The Associated Press announced the campaign on Monday during the launch of the giant CES conference, saying it would be posting the sponsored tweets twice a day for the duration of the show, and that the content for the messages would be “provided by Samsung and handled by staff outside the AP newsroom.” The latter comment seemed to be designed to address criticisms that using its Twitter feed in this way might run afoul of journalistic conflict-of-interest guidelines, but AP said it had developed internal guidelines that would allow it to do so “without compromising its newsroom values.”
Judging by some of the responses to the AP’s first sponsored tweet on Monday, some readers and followers aren’t too crazy about the idea of the newswire mixing news and advertising in its stream. But the one who is likely the most upset by this move is Twitter, since promoted tweets — and other related offerings such as promoted trends — are seen by many as a crucial part of the company’s drive towards monetization and justifying its estimated $10-billion market value.
Twitter CEO Dick Costolo and the network’s head of advertising, Adam Bain, have both talked about how successful the company’s advertising strategy is, and the engagement metrics that companies and brands see when they use the network’s sponsored tweets. But the Associated Press campaign highlights one of the biggest risks for Twitter in this approach: namely, that media entities who also have relationships with advertisers will side-step the company’s program and try to take over the middleman role themselves.

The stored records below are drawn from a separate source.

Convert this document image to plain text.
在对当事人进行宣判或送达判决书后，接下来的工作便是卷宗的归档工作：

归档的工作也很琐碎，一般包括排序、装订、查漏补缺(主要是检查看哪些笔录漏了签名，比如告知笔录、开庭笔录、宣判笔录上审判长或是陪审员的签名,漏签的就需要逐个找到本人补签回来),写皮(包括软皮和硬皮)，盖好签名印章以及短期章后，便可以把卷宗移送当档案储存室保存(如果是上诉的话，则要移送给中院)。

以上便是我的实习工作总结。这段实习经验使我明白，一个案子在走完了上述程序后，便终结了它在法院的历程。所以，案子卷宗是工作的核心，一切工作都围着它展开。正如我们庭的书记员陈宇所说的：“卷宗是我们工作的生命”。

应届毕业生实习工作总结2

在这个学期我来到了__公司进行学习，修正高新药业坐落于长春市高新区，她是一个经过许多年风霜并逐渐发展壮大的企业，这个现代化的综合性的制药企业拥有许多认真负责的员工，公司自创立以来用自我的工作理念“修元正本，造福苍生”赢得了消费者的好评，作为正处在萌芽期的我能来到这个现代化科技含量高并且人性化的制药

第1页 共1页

Doing an end-run around Twitter’s ad program
Twitter has cracked down on outside ads in a number of ways, including outlawing third-party networks that insert ads into a user’s stream automatically, since that competes directly with the company’s own “do it yourself” ad program, which it launched recently. However, its policies still allow accounts like Associated Press to run their own sponsored tweets — provided those tweets aren’t posted automatically through the Twitter API:
“In cases where these Tweets are paid or otherwise sponsored, any payment arrangements are the responsibility of the user and the sponsoring brand or service. These “sponsored” Tweets are not prohibited, provided they clearly disclose the nature of the sponsorship on Twitter, and do not otherwise violate the Twitter Rules.”
As the WSJ pointed out in a piece on Twitter’s ad strategy last year, one of the big benefits for brands is that the social network allows them to connect directly with their fans. Unfortunately for Twitter, that ability also makes it less likely that some will bother paying the network for the right to do so. And moves like the one The Associated Press has made add another layer of difficulty — if AP and others are charging less, then why would a brand use Twitter’s advertising program at all?

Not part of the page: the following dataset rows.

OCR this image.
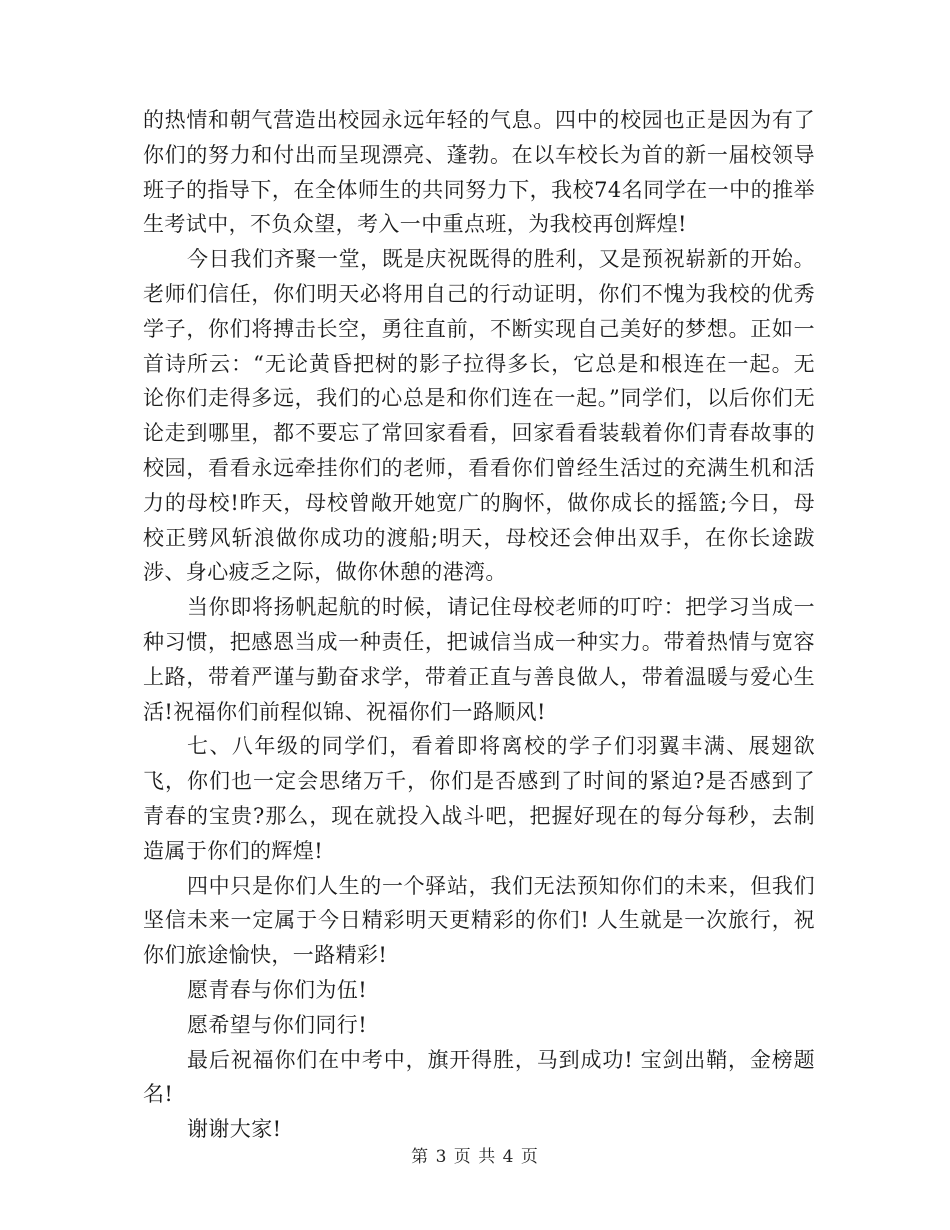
的热情和朝气营造出校园永远年轻的气息。四中的校园也正是因为有了你们的努力和付出而呈现漂亮、蓬勃。在以车校长为首的新一届校领导班子的指导下，在全体师生的共同努力下，我校74名同学在一中的推举生考试中，不负众望，考入一中重点班，为我校再创辉煌!

今日我们齐聚一堂，既是庆祝既得的胜利，又是预祝崭新的开始。老师们信任，你们明天必将用自己的行动证明，你们不愧为我校的优秀学子，你们将搏击长空，勇往直前，不断实现自己美好的梦想。正如一首诗所云：“无论黄昏把树的影子拉得多长，它总是和根连在一起。无论你们走得多远，我们的心总是和你们连在一起。”同学们，以后你们无论走到哪里，都不要忘了常回家看看，回家看看装载着你们青春故事的校园，看看永远牵挂你们的老师，看看你们曾经生活过的充满生机和活力的母校!昨天，母校曾敞开她宽广的胸怀，做你成长的摇篮;今日，母校正劈风斩浪做你成功的渡船;明天，母校还会伸出双手，在你长途跋涉、身心疲乏之际，做你休憩的港湾。

当你即将扬帆起航的时候，请记住母校老师的叮咛：把学习当成一种习惯，把感恩当成一种责任，把诚信当成一种实力。带着热情与宽容上路，带着严谨与勤奋求学，带着正直与善良做人，带着温暖与爱心生活!祝福你们前程似锦、祝福你们一路顺风!

七、八年级的同学们，看着即将离校的学子们羽翼丰满、展翅欲飞，你们也一定会思绪万千，你们是否感到了时间的紧迫?是否感到了青春的宝贵?那么，现在就投入战斗吧，把握好现在的每分每秒，去制造属于你们的辉煌!

四中只是你们人生的一个驿站，我们无法预知你们的未来，但我们坚信未来一定属于今日精彩明天更精彩的你们! 人生就是一次旅行，祝你们旅途愉快，一路精彩!

愿青春与你们为伍!

愿希望与你们同行!

最后祝福你们在中考中，旗开得胜，马到成功! 宝剑出鞘，金榜题名!

谢谢大家!

第 3 页 共 4 页
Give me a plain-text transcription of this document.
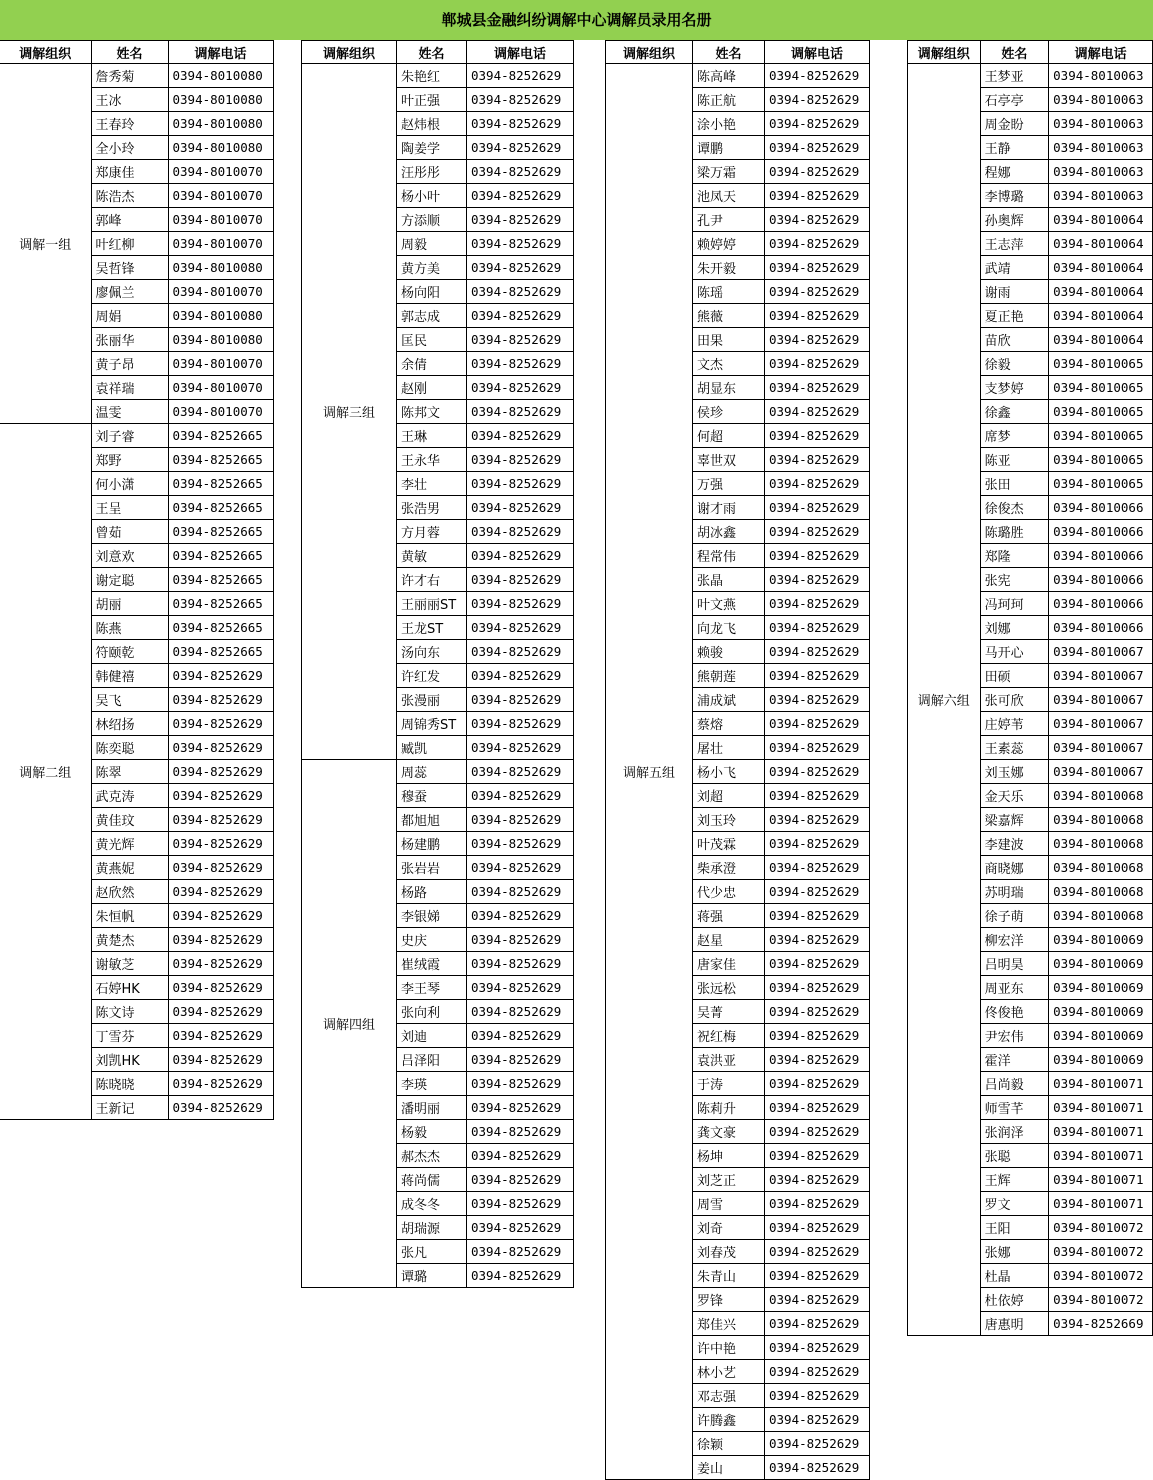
郸城县金融纠纷调解中心调解员录用名册
调解组织	姓名	调解电话
调解一组	詹秀菊	0394-8010080
	王冰	0394-8010080
	王春玲	0394-8010080
	全小玲	0394-8010080
	郑康佳	0394-8010070
	陈浩杰	0394-8010070
	郭峰	0394-8010070
	叶红柳	0394-8010070
	吴哲锋	0394-8010080
	廖佩兰	0394-8010070
	周娟	0394-8010080
	张丽华	0394-8010080
	黄子昂	0394-8010070
	袁祥瑞	0394-8010070
	温雯	0394-8010070
调解二组	刘子睿	0394-8252665
	郑野	0394-8252665
	何小潇	0394-8252665
	王呈	0394-8252665
	曾茹	0394-8252665
	刘意欢	0394-8252665
	谢定聪	0394-8252665
	胡丽	0394-8252665
	陈燕	0394-8252665
	符颐乾	0394-8252665
	韩健禧	0394-8252629
	吴飞	0394-8252629
	林绍扬	0394-8252629
	陈奕聪	0394-8252629
	陈翠	0394-8252629
	武克涛	0394-8252629
	黄佳玟	0394-8252629
	黄光辉	0394-8252629
	黄燕妮	0394-8252629
	赵欣然	0394-8252629
	朱恒帆	0394-8252629
	黄楚杰	0394-8252629
	谢敏芝	0394-8252629
	石婷HK	0394-8252629
	陈文诗	0394-8252629
	丁雪芬	0394-8252629
	刘凯HK	0394-8252629
	陈晓晓	0394-8252629
	王新记	0394-8252629
调解组织	姓名	调解电话
调解三组	朱艳红	0394-8252629
	叶正强	0394-8252629
	赵炜根	0394-8252629
	陶姜学	0394-8252629
	汪彤彤	0394-8252629
	杨小叶	0394-8252629
	方添顺	0394-8252629
	周毅	0394-8252629
	黄方美	0394-8252629
	杨向阳	0394-8252629
	郭志成	0394-8252629
	匡民	0394-8252629
	余倩	0394-8252629
	赵刚	0394-8252629
	陈邦文	0394-8252629
	王琳	0394-8252629
	王永华	0394-8252629
	李壮	0394-8252629
	张浩男	0394-8252629
	方月蓉	0394-8252629
	黄敏	0394-8252629
	许才右	0394-8252629
	王丽丽ST	0394-8252629
	王龙ST	0394-8252629
	汤向东	0394-8252629
	许红发	0394-8252629
	张漫丽	0394-8252629
	周锦秀ST	0394-8252629
	臧凯	0394-8252629
调解四组	周蕊	0394-8252629
	穆蚕	0394-8252629
	都旭旭	0394-8252629
	杨建鹏	0394-8252629
	张岩岩	0394-8252629
	杨路	0394-8252629
	李银娣	0394-8252629
	史庆	0394-8252629
	崔绒霞	0394-8252629
	李王琴	0394-8252629
	张向利	0394-8252629
	刘迪	0394-8252629
	吕泽阳	0394-8252629
	李瑛	0394-8252629
	潘明丽	0394-8252629
	杨毅	0394-8252629
	郝杰杰	0394-8252629
	蒋尚儒	0394-8252629
	成冬冬	0394-8252629
	胡瑞源	0394-8252629
	张凡	0394-8252629
	谭璐	0394-8252629
调解组织	姓名	调解电话
调解五组	陈高峰	0394-8252629
	陈正航	0394-8252629
	涂小艳	0394-8252629
	谭鹏	0394-8252629
	梁万霜	0394-8252629
	池凤天	0394-8252629
	孔尹	0394-8252629
	赖婷婷	0394-8252629
	朱开毅	0394-8252629
	陈瑶	0394-8252629
	熊薇	0394-8252629
	田果	0394-8252629
	文杰	0394-8252629
	胡显东	0394-8252629
	侯珍	0394-8252629
	何超	0394-8252629
	辜世双	0394-8252629
	万强	0394-8252629
	谢才雨	0394-8252629
	胡冰鑫	0394-8252629
	程常伟	0394-8252629
	张晶	0394-8252629
	叶文燕	0394-8252629
	向龙飞	0394-8252629
	赖骏	0394-8252629
	熊朝莲	0394-8252629
	浦成斌	0394-8252629
	蔡熔	0394-8252629
	屠壮	0394-8252629
	杨小飞	0394-8252629
	刘超	0394-8252629
	刘玉玲	0394-8252629
	叶茂霖	0394-8252629
	柴承澄	0394-8252629
	代少忠	0394-8252629
	蒋强	0394-8252629
	赵星	0394-8252629
	唐家佳	0394-8252629
	张远松	0394-8252629
	吴菁	0394-8252629
	祝红梅	0394-8252629
	袁洪亚	0394-8252629
	于涛	0394-8252629
	陈莉升	0394-8252629
	龚文豪	0394-8252629
	杨坤	0394-8252629
	刘芝正	0394-8252629
	周雪	0394-8252629
	刘奇	0394-8252629
	刘春茂	0394-8252629
	朱青山	0394-8252629
	罗锋	0394-8252629
	郑佳兴	0394-8252629
	许中艳	0394-8252629
	林小艺	0394-8252629
	邓志强	0394-8252629
	许腾鑫	0394-8252629
	徐颖	0394-8252629
	姜山	0394-8252629
调解组织	姓名	调解电话
调解六组	王梦亚	0394-8010063
	石亭亭	0394-8010063
	周金盼	0394-8010063
	王静	0394-8010063
	程娜	0394-8010063
	李博璐	0394-8010063
	孙奥辉	0394-8010064
	王志萍	0394-8010064
	武靖	0394-8010064
	谢雨	0394-8010064
	夏正艳	0394-8010064
	苗欣	0394-8010064
	徐毅	0394-8010065
	支梦婷	0394-8010065
	徐鑫	0394-8010065
	席梦	0394-8010065
	陈亚	0394-8010065
	张田	0394-8010065
	徐俊杰	0394-8010066
	陈璐胜	0394-8010066
	郑隆	0394-8010066
	张宪	0394-8010066
	冯珂珂	0394-8010066
	刘娜	0394-8010066
	马开心	0394-8010067
	田硕	0394-8010067
	张可欣	0394-8010067
	庄婷苇	0394-8010067
	王素蕊	0394-8010067
	刘玉娜	0394-8010067
	金天乐	0394-8010068
	梁嘉辉	0394-8010068
	李建波	0394-8010068
	商晓娜	0394-8010068
	苏明瑞	0394-8010068
	徐子萌	0394-8010068
	柳宏洋	0394-8010069
	吕明昊	0394-8010069
	周亚东	0394-8010069
	佟俊艳	0394-8010069
	尹宏伟	0394-8010069
	霍洋	0394-8010069
	吕尚毅	0394-8010071
	师雪芊	0394-8010071
	张润泽	0394-8010071
	张聪	0394-8010071
	王辉	0394-8010071
	罗文	0394-8010071
	王阳	0394-8010072
	张娜	0394-8010072
	杜晶	0394-8010072
	杜依婷	0394-8010072
	唐惠明	0394-8252669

Of course, Twitter’s ad strategy offers a number of features that a campaign with someone like AP doesn’t: for example, it can be used to target specific users with specific interests across the entire network, whereas Samsung is just getting whoever follows the AP’s feed. And Twitter has an interesting twist on the pay-for-engagement idea — the less interaction promoted tweets get, the less an advertiser has to pay. Presumably, the network can also offer analytics around who interacted with a tweet and how, something a user like the AP wouldn’t be able to offer.
That said, however, every advertiser that chooses to go the same route as Samsung makes it harder for Twitter to justify using its own in-house program. In the future, it will likely have to either up the ante with more features, or crack down even harder on those who offer advertisers an end-run around its program — or ask for a share of the revenue.